6.      Offense against Intellectual Property
Kejahatan ini ditujukan terhadap Hak atas Kekayaan Intelektual yang dimiliki pihak lain di internet. Sebagai contoh adalah peniruan tampilan pada web page suatu situs milik orang lain secara ilegal, penyiaran suatu informasi di internet yang ternyata merupakan rahasia dagang orang lain, dan sebagainya.
7.      Infringements of Privacy
Kejahatan ini ditujukan terhadap informasi seseorang yang merupakan hal yang sangat pribadi dan rahasia. Kejahatan ini biasanya ditujukan terhadap keterangan pribadi seseorang yang tersimpan pada formulir data pribadi yang tersimpan secara computerized,yang apabila diketahui oleh orang lain maka dapat merugikan korban secara materilmaupun immateril, seperti nomor kartu kredit, nomor PIN ATM, cacat atau penyakittersembunyi dan sebagainya.
8.      Cracking
Kejahatan dengan menggunakan teknologi computer yang dilakukan untuk merusak system keamaanan suatu system computer dan biasanya melakukan pencurian, tindakan anarkis begitu merekan mendapatkan akses.
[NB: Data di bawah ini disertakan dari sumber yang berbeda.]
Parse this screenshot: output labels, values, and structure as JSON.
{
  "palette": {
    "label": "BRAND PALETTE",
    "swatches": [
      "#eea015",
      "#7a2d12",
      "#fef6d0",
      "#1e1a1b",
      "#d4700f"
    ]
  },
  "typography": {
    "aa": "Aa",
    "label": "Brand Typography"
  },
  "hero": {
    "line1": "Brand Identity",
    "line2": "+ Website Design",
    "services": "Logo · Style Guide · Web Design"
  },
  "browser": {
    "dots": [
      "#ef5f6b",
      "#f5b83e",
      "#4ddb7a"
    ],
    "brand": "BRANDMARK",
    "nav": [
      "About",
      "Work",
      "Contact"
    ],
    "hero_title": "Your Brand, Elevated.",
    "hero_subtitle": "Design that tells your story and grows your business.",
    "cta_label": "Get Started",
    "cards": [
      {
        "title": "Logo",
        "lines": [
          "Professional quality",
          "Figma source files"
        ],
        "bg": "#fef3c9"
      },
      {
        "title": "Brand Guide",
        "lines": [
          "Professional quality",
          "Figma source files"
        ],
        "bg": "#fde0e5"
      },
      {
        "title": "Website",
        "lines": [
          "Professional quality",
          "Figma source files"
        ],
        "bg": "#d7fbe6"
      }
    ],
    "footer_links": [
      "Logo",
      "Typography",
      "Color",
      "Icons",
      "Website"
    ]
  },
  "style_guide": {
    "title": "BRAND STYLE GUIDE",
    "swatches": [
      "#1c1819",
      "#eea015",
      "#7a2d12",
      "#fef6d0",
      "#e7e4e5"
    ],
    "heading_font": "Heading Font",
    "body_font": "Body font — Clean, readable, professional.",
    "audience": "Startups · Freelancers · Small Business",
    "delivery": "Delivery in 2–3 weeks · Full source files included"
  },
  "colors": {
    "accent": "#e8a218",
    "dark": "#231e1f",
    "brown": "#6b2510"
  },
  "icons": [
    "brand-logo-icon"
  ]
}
Biasanya kita sering salah menafsirkan antara seorang hacker dan cracker dimana hacker sendiri identetik dengan perbuatan negative, padahal hacker adalah orang yang senang memprogram dan percaya bahwa informasi adalah sesuatu hal yang sangat berharga dan ada yang bersifat dapat dipublikasikan dan rahasia.
9.      Carding
Adalah kejahatan dengan menggunakan teknologi computer untuk melakukan transaksi dengan menggunakan card credit orang lain sehingga dapat merugikan orang tersebut baik materil maupun non materil.





BAB III
KESIMPULAN

Berdasarkan data yang telah dibahas dalam makalah ini, maka dapat kami simpulkan, Cyber crime merupakan kejahatan yang timbul dari dampak negative perkembangan aplikasi internet.Sarana yang dipakai tidak hanya komputer melainkan juga teknologi , sehingga yang melakukan kejahatan ini perlu proses belajar, motif melakukan kejahatan ini disamping karena uang juga iseng. Kejahatan ini juga bisa timbul dikarenakan ketidakmampuan hukum termasuk aparat dalam menjangkaunya. Kejahatan ini bersifat maya dimana si pelaku tidak tampak secara fisik.